Chi la conosceva la descriveva come una donna riservata, tranquilla e profondamente religiosa, un profilo che non lasciava presagire la tragedia. Tuttavia, dietro questa apparente normalità si celava un disagio psichico profondo, emerso con forza negli ultimi mesi. L’ultima gravidanza aveva portato alla diagnosi di una depressione post-partum, una condizione che Anna tentava di nascondere senza riuscire a trovare un sostegno adeguato.

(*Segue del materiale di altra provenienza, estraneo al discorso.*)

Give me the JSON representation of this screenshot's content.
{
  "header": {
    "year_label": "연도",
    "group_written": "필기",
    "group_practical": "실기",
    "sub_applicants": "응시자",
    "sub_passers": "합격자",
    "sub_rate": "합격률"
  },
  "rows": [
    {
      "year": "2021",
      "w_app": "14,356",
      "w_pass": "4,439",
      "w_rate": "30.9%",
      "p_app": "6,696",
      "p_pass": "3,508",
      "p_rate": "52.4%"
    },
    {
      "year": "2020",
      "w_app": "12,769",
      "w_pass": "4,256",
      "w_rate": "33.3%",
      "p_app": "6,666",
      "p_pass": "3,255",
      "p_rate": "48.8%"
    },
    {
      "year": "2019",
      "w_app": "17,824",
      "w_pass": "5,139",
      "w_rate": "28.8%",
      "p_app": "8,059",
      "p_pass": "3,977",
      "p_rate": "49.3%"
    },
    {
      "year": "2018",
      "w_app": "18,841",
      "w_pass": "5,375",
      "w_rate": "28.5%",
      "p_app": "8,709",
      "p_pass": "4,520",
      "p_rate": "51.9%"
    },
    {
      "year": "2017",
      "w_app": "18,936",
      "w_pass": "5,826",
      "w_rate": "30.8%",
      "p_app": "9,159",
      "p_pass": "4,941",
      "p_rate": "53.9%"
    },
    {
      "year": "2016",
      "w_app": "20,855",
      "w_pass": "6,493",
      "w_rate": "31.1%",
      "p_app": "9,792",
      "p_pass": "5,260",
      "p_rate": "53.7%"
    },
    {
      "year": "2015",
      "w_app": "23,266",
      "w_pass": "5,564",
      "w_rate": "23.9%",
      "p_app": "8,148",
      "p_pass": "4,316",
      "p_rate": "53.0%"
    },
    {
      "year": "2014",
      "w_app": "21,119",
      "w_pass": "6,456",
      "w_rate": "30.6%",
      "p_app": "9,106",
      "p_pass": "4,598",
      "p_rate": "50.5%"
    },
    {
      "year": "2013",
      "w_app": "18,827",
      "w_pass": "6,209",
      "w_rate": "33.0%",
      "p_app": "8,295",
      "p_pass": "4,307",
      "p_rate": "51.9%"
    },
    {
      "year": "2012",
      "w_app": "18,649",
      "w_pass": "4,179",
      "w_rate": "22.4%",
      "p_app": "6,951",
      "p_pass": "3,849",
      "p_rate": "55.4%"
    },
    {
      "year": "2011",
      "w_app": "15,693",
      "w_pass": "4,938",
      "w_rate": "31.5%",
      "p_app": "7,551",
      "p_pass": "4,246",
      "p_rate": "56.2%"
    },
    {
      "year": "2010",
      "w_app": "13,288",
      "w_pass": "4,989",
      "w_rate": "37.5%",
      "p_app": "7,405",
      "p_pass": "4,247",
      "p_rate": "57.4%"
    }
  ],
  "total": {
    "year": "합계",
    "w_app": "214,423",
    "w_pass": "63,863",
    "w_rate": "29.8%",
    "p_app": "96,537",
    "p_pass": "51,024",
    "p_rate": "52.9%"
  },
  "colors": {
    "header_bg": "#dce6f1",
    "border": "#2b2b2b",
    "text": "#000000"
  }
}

Tra le persone più vicine, emerge il racconto di un rifiuto netto a intraprendere cure terapeutiche, dovuto a una paura ossessiva: quella che le autorità potessero sottrarle i figli. La sua vita si consumava tra lavoro, casa e la parrocchia, luogo in cui cercava un conforto che però non riusciva a placare le sue ansie. Il parroco don Vincenzo ricorda: “Veniva spesso qui, aveva una paura profonda per i bambini. Le consigliavo di farsi aiutare, ma lei restava ancorata a quel timore”. Un rosario stretto tra le mani, ritrovato dai soccorritori, racconta il peso di un’angoscia che non ha trovato via d’uscita.
Il marito, che dormiva in un’altra stanza, si è svegliato di soprassalto per i rumori provenienti dal cortile. Affacciatosi al balcone, ha assistito all’orrore e si è precipitato in strada per tentare invano di salvare i corpi dei bambini. Nel frattempo le autorità stanno esaminando le immagini delle telecamere di sorveglianza per escludere eventuali interventi esterni. Amiche e conoscenti hanno lanciato un appello: “Anna non era pazza, ma una madre lasciata sola. La sua morte è il fallimento di uno Stato che ignora la salute mentale delle madri”. Resta così il doloroso monito di una sofferenza invisibile che ha cambiato per sempre l’amore in tragedia.